Сняв полушубок, Колька сразу почувствовал холод. Он чертыхнулся и подумал о том, что на пороге намерз лед, дверь плотно не прикрывается. «Надо обить. Белый свет не натопишь. Там вон как дует». — Колька заглянул в печь и снова надел полушубок, чтобы пойти за дровами.
Набив печь красными лиственничными поленьями, Колька подоткнул под дрова старую газету, зажег ее, а сам уселся на низенький чурбачок, вынул из кармана папиросу. Сейчас он, пока разгорается огонь в печке, покурит, потом сварит картошку в мундире, вскипятит чай, достанет из подполья капусту и огурцы. Хлеб, кажется, есть. Зачерствел, наверное, но ничего, не старик беззубый. Да, а воды-то нет, утром извел остатки.
Колька открыл печь. Оказывается, газета сгорела, а дрова не занялись. Пришлось искать косарь и щепать лучину. О ноги терся кот, заглядывая в лицо и тихо, надоедливо помяукивал.
— Отстань! — раздражался Колька. — Ну что я тебе, понимаешь, дам? Ты же модник, хлеб не жрешь.

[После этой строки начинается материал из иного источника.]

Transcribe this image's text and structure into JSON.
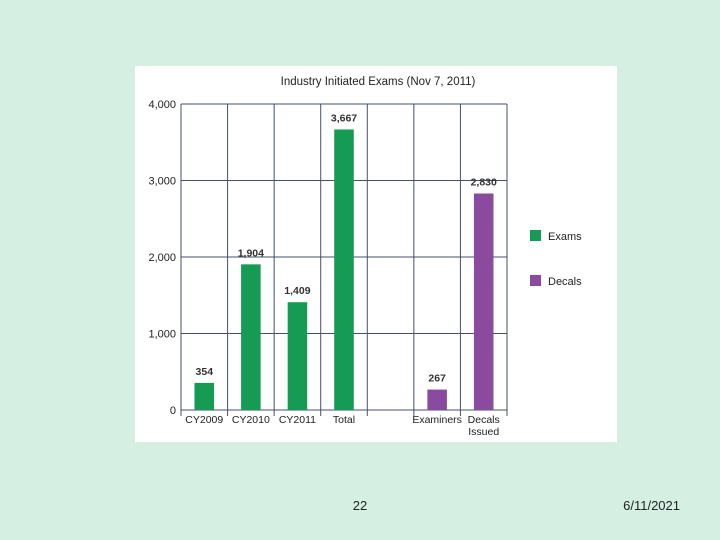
{
  "chart_data": {
    "type": "bar",
    "title": "Industry Initiated Exams (Nov 7, 2011)",
    "xlabel": "",
    "ylabel": "",
    "ylim": [
      0,
      4000
    ],
    "yticks": [
      0,
      1000,
      2000,
      3000,
      4000
    ],
    "ytick_labels": [
      "0",
      "1,000",
      "2,000",
      "3,000",
      "4,000"
    ],
    "grid": true,
    "legend_position": "right",
    "categories": [
      "CY2009",
      "CY2010",
      "CY2011",
      "Total",
      "",
      "Examiners",
      "Decals Issued"
    ],
    "series": [
      {
        "name": "Exams",
        "color": "#159b53",
        "values": [
          354,
          1904,
          1409,
          3667,
          null,
          null,
          null
        ]
      },
      {
        "name": "Decals",
        "color": "#8a4a9d",
        "values": [
          null,
          null,
          null,
          null,
          null,
          267,
          2830
        ]
      }
    ],
    "data_labels": [
      "354",
      "1,904",
      "1,409",
      "3,667",
      "",
      "267",
      "2,830"
    ]
  },
  "footer": {
    "page_number": "22",
    "date": "6/11/2021"
  }
}
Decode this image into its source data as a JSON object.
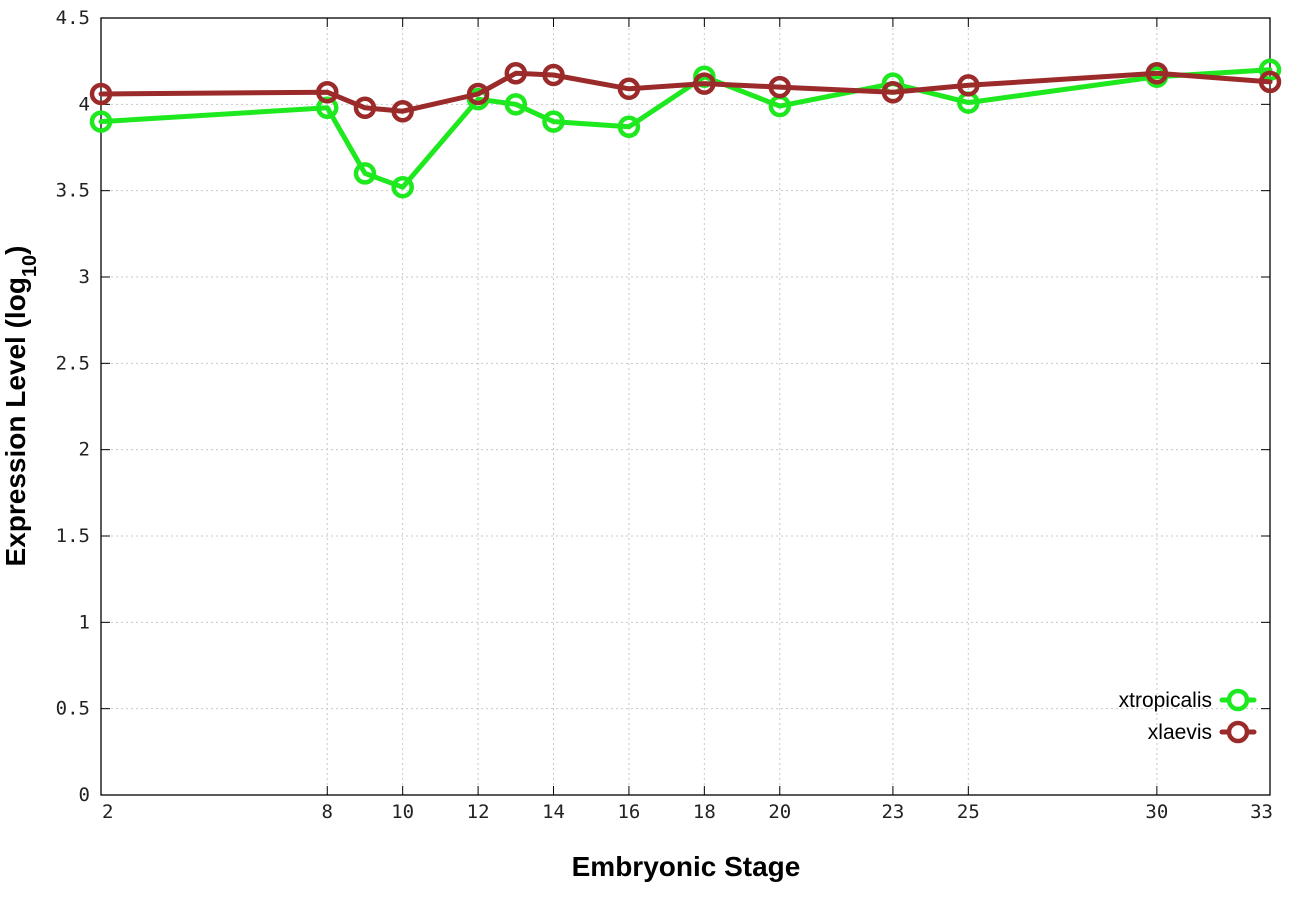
{
  "chart_data": {
    "type": "line",
    "xlabel": "Embryonic Stage",
    "ylabel": "Expression Level (log",
    "ylabel_subscript": "10",
    "ylabel_close": ")",
    "ylim": [
      0,
      4.5
    ],
    "y_ticks": [
      {
        "value": 0,
        "label": "0"
      },
      {
        "value": 0.5,
        "label": "0.5"
      },
      {
        "value": 1,
        "label": "1"
      },
      {
        "value": 1.5,
        "label": "1.5"
      },
      {
        "value": 2,
        "label": "2"
      },
      {
        "value": 2.5,
        "label": "2.5"
      },
      {
        "value": 3,
        "label": "3"
      },
      {
        "value": 3.5,
        "label": "3.5"
      },
      {
        "value": 4,
        "label": "4"
      },
      {
        "value": 4.5,
        "label": "4.5"
      }
    ],
    "x": [
      2,
      8,
      9,
      10,
      12,
      13,
      14,
      16,
      18,
      20,
      23,
      25,
      30,
      33
    ],
    "xlim": [
      2,
      33
    ],
    "x_ticks": [
      {
        "value": 2,
        "label": "2"
      },
      {
        "value": 8,
        "label": "8"
      },
      {
        "value": 10,
        "label": "10"
      },
      {
        "value": 12,
        "label": "12"
      },
      {
        "value": 14,
        "label": "14"
      },
      {
        "value": 16,
        "label": "16"
      },
      {
        "value": 18,
        "label": "18"
      },
      {
        "value": 20,
        "label": "20"
      },
      {
        "value": 23,
        "label": "23"
      },
      {
        "value": 25,
        "label": "25"
      },
      {
        "value": 30,
        "label": "30"
      },
      {
        "value": 33,
        "label": "33"
      }
    ],
    "grid": true,
    "legend_position": "bottom-right",
    "series": [
      {
        "name": "xtropicalis",
        "color": "#1ee81e",
        "values": [
          3.9,
          3.98,
          3.6,
          3.52,
          4.03,
          4.0,
          3.9,
          3.87,
          4.16,
          3.99,
          4.12,
          4.01,
          4.16,
          4.2
        ]
      },
      {
        "name": "xlaevis",
        "color": "#9b2a2a",
        "values": [
          4.06,
          4.07,
          3.98,
          3.96,
          4.06,
          4.18,
          4.17,
          4.09,
          4.12,
          4.1,
          4.07,
          4.11,
          4.18,
          4.13
        ]
      }
    ]
  }
}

В тепле сразу сказалась усталость. Наломался он сегодня порядком. Ячмень сгружал, а потом этот трактор. Допоздна лазил под ним. Теперь бы не за водой идти, а горячего чего-нибудь похлебать да на боковую. Почитать перед сном… Дела… Медведю в берлоге, пожалуй, уютней. Можно поужинать у брата, да сноха стала коситься. Видно, надоел. Уж сколько раз заводила разговор о женитьбе. Вот и Геннадий Васильевич тоже… Зашел как-то, посмотрел и говорит: «Николай, какого ты черта себя и старика мучаешь? Почему не женишься?»